Pneumococcal Vaccine Reduces the Risk of Ear Infection
Vaccine that was designed to combat several pneumococcal diseases like meningitis and pneumonia performs an additional function of preventing chronic ear infection, thereby cutting down the need for ear tube surgery which has become quite common. These vaccines are given at 2, 4 and 6 months of age. The vaccine also prevents repeated infections that occur 3 or 4 times a year. It reduces the frequency of infection by 28 percent.

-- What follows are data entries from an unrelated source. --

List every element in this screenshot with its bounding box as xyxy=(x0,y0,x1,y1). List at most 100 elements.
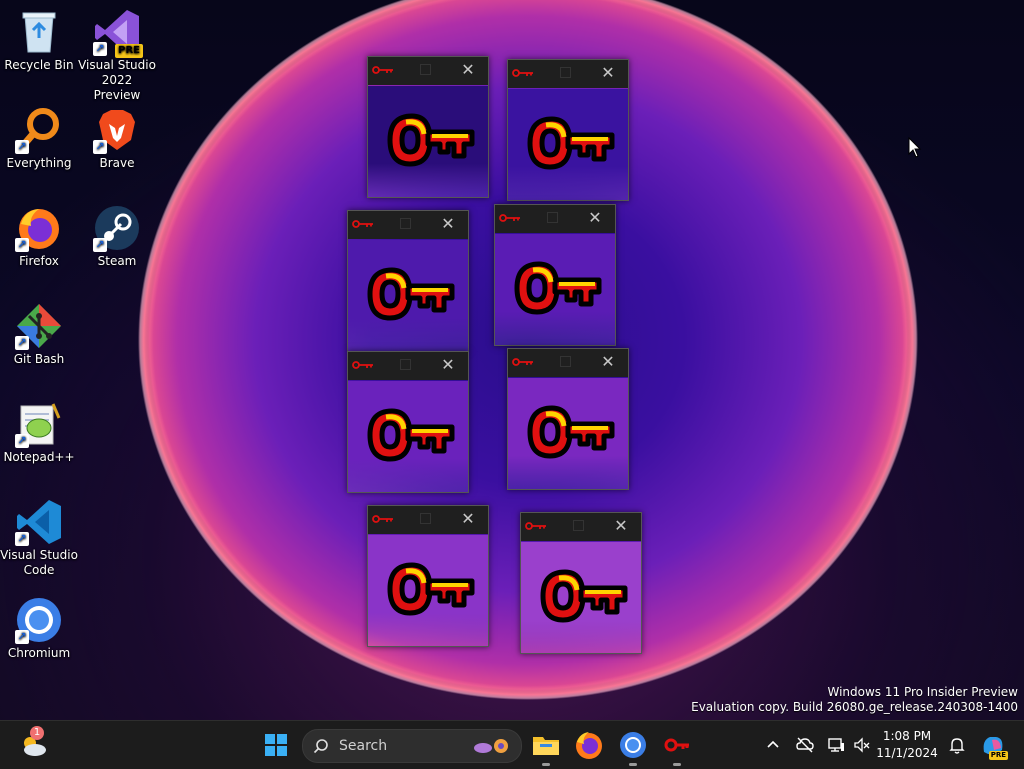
close-button[interactable]: ✕ xyxy=(585,207,605,229)
desktop-icon-label: Visual Studio 2022 Preview xyxy=(78,58,156,102)
desktop-icon-label: Chromium xyxy=(7,646,71,660)
shortcut-arrow-icon: ↗ xyxy=(93,140,107,154)
window-titlebar[interactable]: ✕ xyxy=(521,513,641,541)
mouse-cursor-icon xyxy=(908,137,922,158)
window-content xyxy=(508,378,628,489)
desktop-icon-label: Recycle Bin xyxy=(4,58,74,72)
key-window[interactable]: ✕ xyxy=(507,59,629,201)
key-window[interactable]: ✕ xyxy=(520,512,642,654)
desktop-icon-label: Everything xyxy=(6,156,72,170)
key-window[interactable]: ✕ xyxy=(347,210,469,352)
desktop-icon-everything[interactable]: ↗ Everything xyxy=(0,106,78,171)
start-button[interactable] xyxy=(260,729,292,761)
weather-widget-button[interactable]: 1 xyxy=(18,726,50,761)
running-indicator xyxy=(673,763,681,766)
window-key-icon xyxy=(352,220,373,228)
close-button[interactable]: ✕ xyxy=(458,508,478,530)
window-content xyxy=(368,86,488,197)
taskbar-clock[interactable]: 1:08 PM 11/1/2024 xyxy=(876,728,938,762)
os-watermark: Windows 11 Pro Insider Preview Evaluatio… xyxy=(691,685,1018,715)
close-button[interactable]: ✕ xyxy=(598,62,618,84)
desktop-icon-label: Notepad++ xyxy=(3,450,75,464)
network-tray-button[interactable] xyxy=(826,735,846,755)
taskbar-file-explorer[interactable] xyxy=(530,729,562,766)
volume-tray-button[interactable] xyxy=(852,735,872,755)
window-titlebar[interactable]: ✕ xyxy=(495,205,615,233)
desktop-icon-firefox[interactable]: ↗ Firefox xyxy=(0,204,78,269)
window-titlebar[interactable]: ✕ xyxy=(368,506,488,534)
close-button[interactable]: ✕ xyxy=(598,351,618,373)
window-titlebar[interactable]: ✕ xyxy=(508,349,628,377)
desktop-icon-label: Brave xyxy=(99,156,135,170)
taskbar-key-app[interactable] xyxy=(661,729,693,766)
window-key-icon xyxy=(525,522,546,530)
window-content xyxy=(521,542,641,653)
close-button[interactable]: ✕ xyxy=(438,213,458,235)
taskbar-firefox[interactable] xyxy=(573,729,605,761)
key-window[interactable]: ✕ xyxy=(507,348,629,490)
maximize-button[interactable] xyxy=(547,212,558,223)
desktop-icon-notepad-plus-plus[interactable]: ↗ Notepad++ xyxy=(0,400,78,465)
copilot-button[interactable]: PRE xyxy=(980,732,1008,760)
desktop-icon-label: Git Bash xyxy=(13,352,65,366)
key-app-icon xyxy=(664,738,689,752)
desktop-icon-label: Steam xyxy=(97,254,137,268)
maximize-button[interactable] xyxy=(573,520,584,531)
key-icon xyxy=(367,408,455,462)
maximize-button[interactable] xyxy=(400,218,411,229)
desktop-icon-git-bash[interactable]: ↗ Git Bash xyxy=(0,302,78,367)
onedrive-tray-button[interactable] xyxy=(795,735,815,755)
key-icon xyxy=(527,405,615,459)
copilot-preview-badge: PRE xyxy=(988,751,1008,760)
close-button[interactable]: ✕ xyxy=(611,515,631,537)
taskbar: 1 Search 1:08 PM 11/1/2024 PRE xyxy=(0,720,1024,769)
search-placeholder: Search xyxy=(339,738,388,754)
close-button[interactable]: ✕ xyxy=(438,354,458,376)
shortcut-arrow-icon: ↗ xyxy=(93,42,107,56)
desktop-icon-visual-studio-preview[interactable]: PRE ↗ Visual Studio 2022 Preview xyxy=(78,8,156,103)
brave-browser-icon: ↗ xyxy=(93,106,141,154)
notification-bell-icon xyxy=(949,738,965,754)
key-icon xyxy=(387,562,475,616)
maximize-button[interactable] xyxy=(560,67,571,78)
close-button[interactable]: ✕ xyxy=(458,59,478,81)
desktop-icon-vscode[interactable]: ↗ Visual Studio Code xyxy=(0,498,78,578)
key-icon xyxy=(367,267,455,321)
window-titlebar[interactable]: ✕ xyxy=(348,352,468,380)
window-titlebar[interactable]: ✕ xyxy=(348,211,468,239)
window-titlebar[interactable]: ✕ xyxy=(368,57,488,85)
window-key-icon xyxy=(512,69,533,77)
desktop-icon-brave[interactable]: ↗ Brave xyxy=(78,106,156,171)
running-indicator xyxy=(629,763,637,766)
key-window[interactable]: ✕ xyxy=(494,204,616,346)
maximize-button[interactable] xyxy=(560,356,571,367)
key-icon xyxy=(514,261,602,315)
watermark-line-2: Evaluation copy. Build 26080.ge_release.… xyxy=(691,700,1018,714)
running-indicator xyxy=(542,763,550,766)
notifications-button[interactable] xyxy=(947,735,967,755)
maximize-button[interactable] xyxy=(400,359,411,370)
show-hidden-icons-button[interactable] xyxy=(763,735,783,755)
taskbar-chromium[interactable] xyxy=(617,729,649,766)
shortcut-arrow-icon: ↗ xyxy=(15,140,29,154)
firefox-icon: ↗ xyxy=(15,204,63,252)
key-icon xyxy=(540,569,628,623)
window-content xyxy=(348,240,468,351)
maximize-button[interactable] xyxy=(420,64,431,75)
maximize-button[interactable] xyxy=(420,513,431,524)
windows-start-icon xyxy=(265,734,287,756)
key-window[interactable]: ✕ xyxy=(347,351,469,493)
taskbar-search-box[interactable]: Search xyxy=(302,729,522,763)
clock-date: 11/1/2024 xyxy=(876,746,938,760)
window-content xyxy=(508,89,628,200)
speaker-muted-icon xyxy=(854,737,870,753)
desktop-icon-steam[interactable]: ↗ Steam xyxy=(78,204,156,269)
desktop-icon-recycle-bin[interactable]: Recycle Bin xyxy=(0,8,78,73)
key-window[interactable]: ✕ xyxy=(367,56,489,198)
chromium-icon xyxy=(620,732,646,758)
window-titlebar[interactable]: ✕ xyxy=(508,60,628,88)
desktop-icon-label: Visual Studio Code xyxy=(0,548,78,577)
desktop-icon-chromium[interactable]: ↗ Chromium xyxy=(0,596,78,661)
key-window[interactable]: ✕ xyxy=(367,505,489,647)
notepad-plus-plus-icon: ↗ xyxy=(15,400,63,448)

“The pneumococcal conjugate vaccine has been very successful in combating serious infections in children and is also giving benefits in terms of reducing ear infections and the need for tube surgery,” said Dr. Katherine Poehling, a pediatrician at Brenner Children’s Hospital at Wake Forest University Baptist Medical Center in Winston-Salem, N.C.
The bacterium Streptococcus pneumoniae which are responsible for diseases like meningitis and pneumonia, are also the cause for ear infections. The vaccine acts by fighting against these bacteria thereby reducing the risk of ear infection. The vaccine has gone a step ahead from what it is supposed to serve. Since the introduction of Pneumococcal vaccine, the frequency of ear infections and the number of children who received ear tubes below the age of 2 declined to 25 percent in New York.